DO YOU KNOW HOW IGNORANCE CAN REGULATE A CULTURE?


At Home. A short history of private life.  by Bill Bryson

Bill Bryson and his family live in a Victorian vicarage in England and one day he began to consider how very little he knew about the ordinary things of life as found in that comfortable home. To remedy this, he formed the idea of journeying about his house from room to room to “write a history of the world without leaving home.” The bathroom provides the occasion for the history of hygiene, the bedroom for an account of sex, death, and sleep, the kitchen for a discussion of nutrition and the spice trade, and so on, showing how each has figured in the evolution of private life. From architecture to electricity, from food preservation to epidemics, from crinolines to the cotton gin—and the brilliant, creative and often eccentric talents behind them—Bryson demonstrates that whatever happens in the world ends up in our houses.

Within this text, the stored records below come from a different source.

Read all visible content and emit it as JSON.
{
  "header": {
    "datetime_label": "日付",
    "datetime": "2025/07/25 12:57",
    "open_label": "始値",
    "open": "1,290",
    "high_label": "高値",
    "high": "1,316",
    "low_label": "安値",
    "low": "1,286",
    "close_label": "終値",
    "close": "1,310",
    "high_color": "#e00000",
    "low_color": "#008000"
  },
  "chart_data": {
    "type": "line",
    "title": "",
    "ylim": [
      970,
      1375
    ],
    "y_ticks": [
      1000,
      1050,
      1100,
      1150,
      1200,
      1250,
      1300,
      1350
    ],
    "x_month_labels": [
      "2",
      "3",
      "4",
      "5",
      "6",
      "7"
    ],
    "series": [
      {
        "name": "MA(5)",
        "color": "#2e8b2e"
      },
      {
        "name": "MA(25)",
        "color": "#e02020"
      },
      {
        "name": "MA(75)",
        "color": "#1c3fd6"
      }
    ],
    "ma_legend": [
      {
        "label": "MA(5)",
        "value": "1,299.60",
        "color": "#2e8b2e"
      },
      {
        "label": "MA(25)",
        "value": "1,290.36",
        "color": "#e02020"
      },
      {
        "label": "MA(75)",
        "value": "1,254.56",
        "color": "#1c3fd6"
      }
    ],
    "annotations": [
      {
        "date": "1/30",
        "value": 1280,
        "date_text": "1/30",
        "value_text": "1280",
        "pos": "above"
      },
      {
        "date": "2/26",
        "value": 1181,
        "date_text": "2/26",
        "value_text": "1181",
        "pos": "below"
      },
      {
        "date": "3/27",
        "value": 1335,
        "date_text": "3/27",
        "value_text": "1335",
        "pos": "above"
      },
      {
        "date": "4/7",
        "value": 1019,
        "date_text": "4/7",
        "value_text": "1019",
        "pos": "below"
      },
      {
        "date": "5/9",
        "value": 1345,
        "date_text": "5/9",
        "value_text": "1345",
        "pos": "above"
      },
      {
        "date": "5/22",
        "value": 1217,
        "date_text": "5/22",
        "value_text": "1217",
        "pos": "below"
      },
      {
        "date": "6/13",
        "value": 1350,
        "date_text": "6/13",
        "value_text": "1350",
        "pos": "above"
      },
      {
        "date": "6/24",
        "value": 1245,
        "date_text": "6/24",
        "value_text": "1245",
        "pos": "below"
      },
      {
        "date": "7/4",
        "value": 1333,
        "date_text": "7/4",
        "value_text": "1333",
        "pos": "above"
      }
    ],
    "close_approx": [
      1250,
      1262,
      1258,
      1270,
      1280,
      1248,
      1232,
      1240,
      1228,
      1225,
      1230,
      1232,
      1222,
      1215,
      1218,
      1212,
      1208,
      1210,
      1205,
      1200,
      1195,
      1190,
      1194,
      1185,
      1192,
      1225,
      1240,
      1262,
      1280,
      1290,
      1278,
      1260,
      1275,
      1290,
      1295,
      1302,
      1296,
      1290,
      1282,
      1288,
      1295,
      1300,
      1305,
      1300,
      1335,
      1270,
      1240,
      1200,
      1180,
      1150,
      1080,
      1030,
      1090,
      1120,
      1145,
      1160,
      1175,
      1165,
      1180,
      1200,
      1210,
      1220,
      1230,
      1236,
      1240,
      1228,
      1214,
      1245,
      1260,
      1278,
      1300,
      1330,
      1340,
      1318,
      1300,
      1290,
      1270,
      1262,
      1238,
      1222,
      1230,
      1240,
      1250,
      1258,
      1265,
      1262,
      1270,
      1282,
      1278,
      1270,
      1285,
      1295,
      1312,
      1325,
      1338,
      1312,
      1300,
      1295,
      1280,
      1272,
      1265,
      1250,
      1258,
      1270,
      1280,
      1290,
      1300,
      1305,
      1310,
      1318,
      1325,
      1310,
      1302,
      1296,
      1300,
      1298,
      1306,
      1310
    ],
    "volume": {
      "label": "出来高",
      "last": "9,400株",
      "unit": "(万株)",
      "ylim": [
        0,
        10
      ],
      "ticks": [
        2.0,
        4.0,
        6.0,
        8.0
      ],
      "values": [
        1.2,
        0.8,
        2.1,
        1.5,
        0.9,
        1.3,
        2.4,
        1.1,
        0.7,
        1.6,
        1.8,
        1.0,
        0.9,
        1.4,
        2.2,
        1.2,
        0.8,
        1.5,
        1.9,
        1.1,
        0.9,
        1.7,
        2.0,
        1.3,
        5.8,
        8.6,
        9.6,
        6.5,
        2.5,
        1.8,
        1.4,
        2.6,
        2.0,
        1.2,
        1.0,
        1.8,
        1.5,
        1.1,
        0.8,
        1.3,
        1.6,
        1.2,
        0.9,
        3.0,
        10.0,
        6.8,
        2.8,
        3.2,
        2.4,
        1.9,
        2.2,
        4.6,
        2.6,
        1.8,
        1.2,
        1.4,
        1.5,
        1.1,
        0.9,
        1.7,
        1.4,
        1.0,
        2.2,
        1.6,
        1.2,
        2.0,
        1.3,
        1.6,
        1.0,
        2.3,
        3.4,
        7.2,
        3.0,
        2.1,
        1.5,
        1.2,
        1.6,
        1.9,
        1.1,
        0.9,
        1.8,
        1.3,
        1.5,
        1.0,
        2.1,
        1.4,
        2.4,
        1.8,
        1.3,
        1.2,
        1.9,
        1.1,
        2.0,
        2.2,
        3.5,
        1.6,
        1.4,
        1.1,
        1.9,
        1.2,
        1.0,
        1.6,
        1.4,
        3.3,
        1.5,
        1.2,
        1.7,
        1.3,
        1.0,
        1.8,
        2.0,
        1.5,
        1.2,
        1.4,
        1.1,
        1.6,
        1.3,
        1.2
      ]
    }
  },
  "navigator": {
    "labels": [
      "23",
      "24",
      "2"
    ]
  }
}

For example, in 1983 a vine owner observed leaves “covered with galls from which sprang insects of a kind he had not seen before.” He was the “first in Europe to suffer from an infestation of grape phylloxera, a tiny aphid, that would shortly devastate the European wine industry.”  The result in France in 1952 was wine growers in southern France finding their vines dying. “Because the insects infested the roots, the first sign of mortal illness was the first sign of anything. Farmers couldn’t dig up the roots to see if aphids were present without killing the vines, so they just had to wait and hope. Forty percent of France’s vines were killed in fifteen years. Eighty percent were ‘reconstituted’ through the grafting on of American roots.”  “It is thanks to American roots that French wines still exist.”

And here is an example of the delightful melding of historical facts by Mr. Bryson: “Phylloxera aphids from the New World had almost certainly reached Europe before, but would have arrived as little corpses, unable to survive the long sea voyage. The introduction of fast steamships at sea and even faster trains on land meant that the little pests could arrive refreshed and ready to conquer new territory.”

To further quote the back cover of my large print library copy:  Bryson’s wit and sheer prose fluency make At Home one of the most entertaining books about private life ever written.